Internal error: Oops - BUG: 00000000f2000800 [#1] PREEMPT SMP
Modules linked in:
CPU: 1 PID: 3500 Comm: syz-executor.1 Not tainted 6.1.0-rc4-syzkaller-00039-g1621b6eaebf7-dirty #0
Hardware name: Google Google Compute Engine/Google Compute Engine, BIOS Google 09/30/2022
pstate: 604000c5 (nZCv daIF +PAN -UAO -TCO -DIT -SSBS BTYPE=--)
pc : __list_del_entry_valid+0xcc/0xd0 lib/list_debug.c:62
lr : __list_del_entry_valid+0xcc/0xd0 lib/list_debug.c:62
sp : ffff800012d8bb50
x29: ffff800012d8bb50 x28: 00000000002e0003 x27: 0000000000000000
x26: ffff0000cdf283a8 x25: 0000000000000000 x24: 0000000000000001
x23: 0000000000000000 x22: ffff0000cc951cf0 x21: ffff0000d3a73b80
x20: 0000000000000000 x19: ffff0000cc951c90 x18: 00000000000000c0
x17: 20747562202c3038 x16: ffff80000db2a158 x15: ffff0000c7b39a40
x14: 0000000000000000 x13: 00000000ffffffff x12: ffff0000c7b39a40
x11: ff808000081c06c8 x10: 0000000000000000 x9 : 09ff774b4a8bd800
x8 : 09ff774b4a8bd800 x7 : ffff80000c01881c x6 : 0000000000000000
x5 : 0000000000000080 x4 : 0000000000000001 x3 : 0000000000000000
x2 : ffff0001fefddcc8 x1 : 0000000100000001 x0 : 000000000000006d
Call trace:
 __list_del_entry_valid+0xcc/0xd0 lib/list_debug.c:62
 __list_del_entry include/linux/list.h:134 [inline]
 list_del include/linux/list.h:148 [inline]
 ref_tracker_free+0x188/0x340 lib/ref_tracker.c:146
 netns_tracker_free include/net/net_namespace.h:335 [inline]
 put_net_track include/net/net_namespace.h:349 [inline]
 __sk_destruct+0x27c/0x4e4 net/core/sock.c:2151
 sk_destruct net/core/sock.c:2167 [inline]
 __sk_free+0x238/0x290 net/core/sock.c:2178
 sk_free+0x54/0xbc net/core/sock.c:2189
 sock_put include/net/sock.h:1987 [inline]
 tcp_close+0x78/0xe0 net/ipv4/tcp.c:3034
 inet_release+0xc8/0xe4 net/ipv4/af_inet.c:428
 __sock_release net/socket.c:650 [inline]
 sock_close+0x50/0xf0 net/socket.c:1365
 __fput+0x198/0x3e4 fs/file_table.c:320
 ____fput+0x20/0x30 fs/file_table.c:348
 task_work_run+0x100/0x148 kernel/task_work.c:179
 resume_user_mode_work include/linux/resume_user_mode.h:49 [inline]
 do_notify_resume+0x174/0x1f0 arch/arm64/kernel/signal.c:1127
 prepare_exit_to_user_mode arch/arm64/kernel/entry-common.c:137 [inline]
 exit_to_user_mode arch/arm64/kernel/entry-common.c:142 [inline]
 el0_svc+0x9c/0x150 arch/arm64/kernel/entry-common.c:638
 el0t_64_sync_handler+0x84/0xf0 arch/arm64/kernel/entry-common.c:655
 el0t_64_sync+0x190/0x194 arch/arm64/kernel/entry.S:584
Code: d4210000 d001b140 913ac800 94a82811 (d4210000) 
---[ end trace 0000000000000000 ]---

Tested on:

commit:         1621b6ea Merge branch 'for-next/fixes' into for-kernelci
git tree:
console output:
kernel config:
dashboard link:
compiler:       Debian clang version 13.0.1-++20220126092033+75e33f71c2da-1~exp1~20220126212112.63, GNU ld (GNU Binutils for Debian) 2.35.2
userspace arch: arm64

       reply	other threads:[~2022-11-17  2:11 UTC|newest]

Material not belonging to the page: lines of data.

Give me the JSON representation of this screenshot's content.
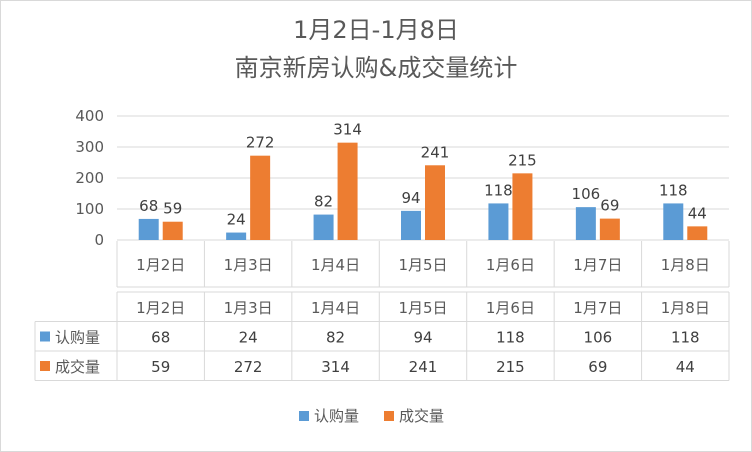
{
  "chart_data": {
    "type": "bar",
    "title": [
      "1月2日-1月8日",
      "南京新房认购&成交量统计"
    ],
    "categories": [
      "1月2日",
      "1月3日",
      "1月4日",
      "1月5日",
      "1月6日",
      "1月7日",
      "1月8日"
    ],
    "series": [
      {
        "name": "认购量",
        "color": "#5b9bd5",
        "values": [
          68,
          24,
          82,
          94,
          118,
          106,
          118
        ]
      },
      {
        "name": "成交量",
        "color": "#ed7d31",
        "values": [
          59,
          272,
          314,
          241,
          215,
          69,
          44
        ]
      }
    ],
    "y_ticks": [
      "0",
      "100",
      "200",
      "300",
      "400"
    ],
    "ylim": [
      0,
      400
    ],
    "data_labels": true,
    "data_table": true,
    "legend_position": "bottom"
  }
}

Thread overview: 2+ messages / expand[flat|nested]  mbox.gz  Atom feed  top
     [not found] <>
2022-11-17  2:11 ` syzbot [this message]
2022-11-16 14:54 [syzbot] BUG: unable to handle kernel NULL pointer dereference in shmem_evict_inode syzbot

Reply instructions:

You may reply publicly to this message via plain-text email
using any one of the following methods:

* Save the following mbox file, import it into your mail client,
  and reply-to-all from there: mbox

  Avoid top-posting and favor interleaved quoting:

* Reply using the --to, --cc, and --in-reply-to
  switches of git-send-email(1):

  git send-email \ \ \ \ \ \

* If your mail client supports setting the In-Reply-To header
  via mailto: links, try the mailto: link
Be sure your reply has a Subject: header at the top and a blank line before the message body.
This is an external index of several public inboxes,
see mirroring instructions on how to clone and mirror
all data and code used by this external index.